The new Yi Dynasty (Jonseon Dynasty) (1329 - 1910) destroyed the material basis of the Koryo elite by confiscating their estates. This land was given to the new elite, but with careful steps to prevent them from becoming too powerful. Officials were never posted in their home area, were transferred every three years, and central government officials were given land only near the capital in the Kyonggi province.

The success of these measures varied as time went by. Especially after the Hydeyoshi invasion, 1592-98, more thorough changes took place regarding the control of land in connection with the development of the ya'ngban class. According to the rule, only officials could obtain grants of land. To be appointed, one had to pass an examination, mainly in Chinese and Confucian classics. Accordingly, devoting oneself to intellectual pursuits opened the way to control of land. To remain yangban, each family had to have at least one member in office, while the rest could live on the estate and engage in leisure activities with feasts, poetry, music, etc. Hereditary land grants became more common and finally led to private land. The former tax collector became landlord, and the tax - payer became tenant. From this time onwards, something similar to land-ownership developed from the grants of tax rights, even if illegally in the beginning.

The development of the yangban as literati-officials into landlords is a contradiction in itself. As officials, they were supposed to work for a strong government based on Confucian virtues. But these very virtues included obligations to their families such as increasing the family holding and wealth, which was against the interest of the state. The institution of hereditary grants brought about a more stable aristocracy and made it easy for the yangban family to give priority to their family interests.

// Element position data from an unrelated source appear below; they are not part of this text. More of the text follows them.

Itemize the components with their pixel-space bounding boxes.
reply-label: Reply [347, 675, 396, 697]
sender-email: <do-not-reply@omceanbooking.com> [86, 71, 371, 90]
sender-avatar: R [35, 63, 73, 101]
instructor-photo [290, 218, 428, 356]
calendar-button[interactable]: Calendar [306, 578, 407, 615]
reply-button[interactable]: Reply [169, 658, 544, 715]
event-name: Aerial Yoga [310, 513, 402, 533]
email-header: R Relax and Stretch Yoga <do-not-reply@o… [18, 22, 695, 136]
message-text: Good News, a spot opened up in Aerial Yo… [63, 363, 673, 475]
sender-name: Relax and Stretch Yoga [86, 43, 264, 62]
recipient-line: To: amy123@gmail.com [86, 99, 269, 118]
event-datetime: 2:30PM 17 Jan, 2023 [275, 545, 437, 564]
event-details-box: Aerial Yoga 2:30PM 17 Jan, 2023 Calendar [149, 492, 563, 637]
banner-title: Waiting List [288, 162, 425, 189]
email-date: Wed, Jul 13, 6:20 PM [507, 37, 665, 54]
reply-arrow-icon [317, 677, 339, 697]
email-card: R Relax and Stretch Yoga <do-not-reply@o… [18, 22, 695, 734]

While former tax receivers developed into bureaucratic landlords, a class of farmer landlords emerged as well. The state encouraged the reclamation of uncultivated land by granting tax exemption over ten years. If it was discovered that the cultivated land already belonged to somebody else, the. tiller had to pay 1/3 of the yield as a rent to the legal owner. This regulation established a tenant relationship. People who cleared much land and rented it out became farmer landlords, and fixed or share rent became widespread.

Thus, the period of the Yi Dynasty (Jonseon Dynasty) brought permanent private control of land, even if the rights on land consisted of usufruct and tax rights and not full private ownership. Landlord-tenant relations emerged; absenteeism, various forms of tenancy, exploitation, and insecurity were reported, and while not all yangban were rich people, a wide gap existed between yangban and the peasantry.